FIG. 7 is a diagram showing changes in a shoot bias voltage and a corotron discharge current with respect to a load change in the first embodiment of the present invention.

FIG. 8 is a diagram showing waveforms of a voltage of the corotron and a shoot bias voltage in the first example of the present invention.

FIG. 9 is a structural explanatory view showing a modification of the first embodiment of the present invention.

FIG. 10 is an explanatory diagram showing an example of an electronic copying machine having a transfer assisting corotron in the first example of the present invention.

FIG. 11 is an explanatory diagram showing a second embodiment of the present invention.

FIG. 12 is a diagram showing a shoot bias voltage and a corotron current with respect to a load change in the second embodiment of the present invention.

FIG. 13 is a diagram showing waveforms of voltage and shoot bias voltage of a corotron wire in the second example of the present invention.

FIG. 14 is a structural explanatory view showing a modification of the second embodiment of the present invention.

[Explanation of symbols]

DESCRIPTION OF SYMBOLS 1 ... Photosensitive member, 2 ... Charging device, 3 ... Light image entrance part, 4 ... Developing device, 4 ... Transfer device, 6 ... Separator, 7 ... Cleaning device,
8 ... Paper feeding device, 9 ... Transfer corotron wire, 10,
24, 27 ... Shield, 12 ... Paper, 13 ... Paper feed roll, 14, 15 ... Chute, 16 ... Guide plate, 1
7 ... Dedicated power supply, 18, 20 ... Resistor, 19 ... Capacitor,
21 ... Insulator, 22 ... Corotron with integrated transfer and peeling, 2
3 ... Peeling corotron wire, 25, 25a, 25b ... Constant voltage element, 26 ... Transfer assisting corotron, 28 ... Capacitor.

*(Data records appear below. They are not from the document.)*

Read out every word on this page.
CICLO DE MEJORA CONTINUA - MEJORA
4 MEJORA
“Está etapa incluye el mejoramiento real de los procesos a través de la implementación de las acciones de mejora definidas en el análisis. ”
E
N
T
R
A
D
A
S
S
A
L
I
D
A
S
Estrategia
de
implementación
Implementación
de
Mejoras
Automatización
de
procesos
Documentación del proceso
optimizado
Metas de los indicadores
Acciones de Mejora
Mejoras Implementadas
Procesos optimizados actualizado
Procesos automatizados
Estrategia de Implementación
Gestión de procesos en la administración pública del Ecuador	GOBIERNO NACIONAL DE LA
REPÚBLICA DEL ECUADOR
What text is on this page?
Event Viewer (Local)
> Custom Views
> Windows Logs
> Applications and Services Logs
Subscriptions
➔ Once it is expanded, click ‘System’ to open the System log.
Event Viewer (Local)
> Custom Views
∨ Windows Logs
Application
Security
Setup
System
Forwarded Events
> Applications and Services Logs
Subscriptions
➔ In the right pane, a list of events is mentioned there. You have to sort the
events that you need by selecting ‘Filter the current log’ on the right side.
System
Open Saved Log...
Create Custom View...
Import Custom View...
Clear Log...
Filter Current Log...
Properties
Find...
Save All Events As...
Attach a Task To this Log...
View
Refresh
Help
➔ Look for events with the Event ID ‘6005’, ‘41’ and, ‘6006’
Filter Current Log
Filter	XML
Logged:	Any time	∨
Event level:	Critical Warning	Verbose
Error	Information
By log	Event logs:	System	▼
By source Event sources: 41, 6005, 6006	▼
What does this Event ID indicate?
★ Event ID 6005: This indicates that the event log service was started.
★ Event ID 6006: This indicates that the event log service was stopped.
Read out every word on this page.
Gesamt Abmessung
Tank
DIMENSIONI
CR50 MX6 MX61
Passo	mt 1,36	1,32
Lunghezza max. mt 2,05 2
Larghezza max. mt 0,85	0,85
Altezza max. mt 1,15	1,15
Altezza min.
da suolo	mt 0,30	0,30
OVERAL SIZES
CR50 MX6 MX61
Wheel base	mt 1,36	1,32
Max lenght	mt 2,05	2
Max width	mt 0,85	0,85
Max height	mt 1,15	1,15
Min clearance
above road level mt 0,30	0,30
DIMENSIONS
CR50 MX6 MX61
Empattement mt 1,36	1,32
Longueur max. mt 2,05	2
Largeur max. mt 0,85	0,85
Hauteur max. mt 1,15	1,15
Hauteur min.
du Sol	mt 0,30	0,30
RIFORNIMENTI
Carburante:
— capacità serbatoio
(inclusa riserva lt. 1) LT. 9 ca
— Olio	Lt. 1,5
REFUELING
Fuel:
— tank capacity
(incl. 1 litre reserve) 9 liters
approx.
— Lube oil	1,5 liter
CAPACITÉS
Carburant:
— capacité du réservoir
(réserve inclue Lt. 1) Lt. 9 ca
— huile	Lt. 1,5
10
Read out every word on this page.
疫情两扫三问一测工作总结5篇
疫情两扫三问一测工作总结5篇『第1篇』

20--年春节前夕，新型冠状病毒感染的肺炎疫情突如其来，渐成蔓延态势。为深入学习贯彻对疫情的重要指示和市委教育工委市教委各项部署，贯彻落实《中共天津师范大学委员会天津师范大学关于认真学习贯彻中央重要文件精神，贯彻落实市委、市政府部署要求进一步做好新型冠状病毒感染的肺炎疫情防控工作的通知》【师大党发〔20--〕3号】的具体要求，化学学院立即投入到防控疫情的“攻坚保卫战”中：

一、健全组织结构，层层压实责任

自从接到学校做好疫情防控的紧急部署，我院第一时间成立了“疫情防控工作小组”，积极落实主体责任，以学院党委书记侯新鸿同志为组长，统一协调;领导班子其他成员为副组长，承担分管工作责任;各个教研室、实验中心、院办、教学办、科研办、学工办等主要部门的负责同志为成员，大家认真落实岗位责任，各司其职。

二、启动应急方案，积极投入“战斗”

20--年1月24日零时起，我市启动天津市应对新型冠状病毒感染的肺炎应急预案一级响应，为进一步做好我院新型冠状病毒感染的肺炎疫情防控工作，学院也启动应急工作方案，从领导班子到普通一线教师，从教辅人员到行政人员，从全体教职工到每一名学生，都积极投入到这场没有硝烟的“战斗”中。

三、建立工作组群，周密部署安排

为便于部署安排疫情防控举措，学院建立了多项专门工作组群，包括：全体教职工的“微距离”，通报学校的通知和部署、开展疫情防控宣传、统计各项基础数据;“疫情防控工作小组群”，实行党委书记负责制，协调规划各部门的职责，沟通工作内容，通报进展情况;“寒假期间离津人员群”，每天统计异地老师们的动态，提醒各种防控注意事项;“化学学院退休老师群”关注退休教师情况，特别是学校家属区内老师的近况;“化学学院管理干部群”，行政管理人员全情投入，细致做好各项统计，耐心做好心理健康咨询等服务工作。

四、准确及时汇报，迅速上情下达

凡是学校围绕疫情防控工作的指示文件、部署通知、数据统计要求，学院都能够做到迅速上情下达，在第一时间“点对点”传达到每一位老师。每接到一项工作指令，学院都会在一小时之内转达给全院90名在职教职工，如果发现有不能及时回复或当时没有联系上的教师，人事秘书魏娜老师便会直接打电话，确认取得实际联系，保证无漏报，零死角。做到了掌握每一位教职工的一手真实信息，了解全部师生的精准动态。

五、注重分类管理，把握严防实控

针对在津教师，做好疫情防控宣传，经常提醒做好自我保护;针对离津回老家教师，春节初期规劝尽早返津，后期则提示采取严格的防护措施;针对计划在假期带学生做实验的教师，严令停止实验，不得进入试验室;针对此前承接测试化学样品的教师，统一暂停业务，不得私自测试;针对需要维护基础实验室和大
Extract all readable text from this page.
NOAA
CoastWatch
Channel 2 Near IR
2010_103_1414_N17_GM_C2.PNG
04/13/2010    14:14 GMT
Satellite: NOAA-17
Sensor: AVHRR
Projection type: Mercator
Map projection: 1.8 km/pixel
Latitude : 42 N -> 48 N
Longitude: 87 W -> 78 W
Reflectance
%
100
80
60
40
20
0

─────────────────────────────────────────────────── ───

[Procedure amendment]

[Submission date] December 10, 1992

[Procedure Amendment 1]

[Document name to be corrected] Drawing

[Name of item to be corrected] Figure 3

[Correction method] Change

[Correction content]

[Figure 3]

[Procedure Amendment 2]

[Document name to be corrected] Drawing

[Name of item to be corrected] Figure 5

[Correction method] Change

[Correction content]

[Figure 5]

[Procedure 3]

[Document name to be corrected] Drawing

[Name of item to be corrected] Figure 7

[Correction method] Change

[Correction content]

[Figure 7]

[Procedure amendment 4]

[Document name to be corrected] Drawing

[Name of item to be corrected] Fig. 12

[Correction method] Change

[Correction content]

[Fig. 12]

Claims (3)

[Claims] 1. A corotron integrated with transfer and peeling (T / DT)
C), the shields 24 and 27 of an AC system corotron such as a transfer assisting corotron (PTC) are grounded via a constant voltage element 25 having a rectifying action, and the shields 24 and 27 are also grounded.
An image forming apparatus for an electronic copying machine, characterized in that a chute portion of a sheet feeding device 8 is electrically connected. 2. A shield 27 of the transfer assisting corotron 26.
2. An image forming apparatus for an electronic copying machine according to claim 1, wherein said shield 27 is electrically connected to a ground via a constant voltage element 25, and a chute portion is electrically connected to said shield 27. An image forming apparatus for an electronic copying machine, which is also used as a part of the chute. 3. Corotron integrated with transfer and peeling (T / DT
C), the shield of an AC system corotron such as a transfer auxiliary corotron (PTC) is grounded via a parallel circuit of a constant voltage element 25 having a rectifying action and a capacitor 28, and the shield and the chute part of the paper feeding device 8 are connected. An image forming apparatus for an electronic copying machine, which is electrically connected.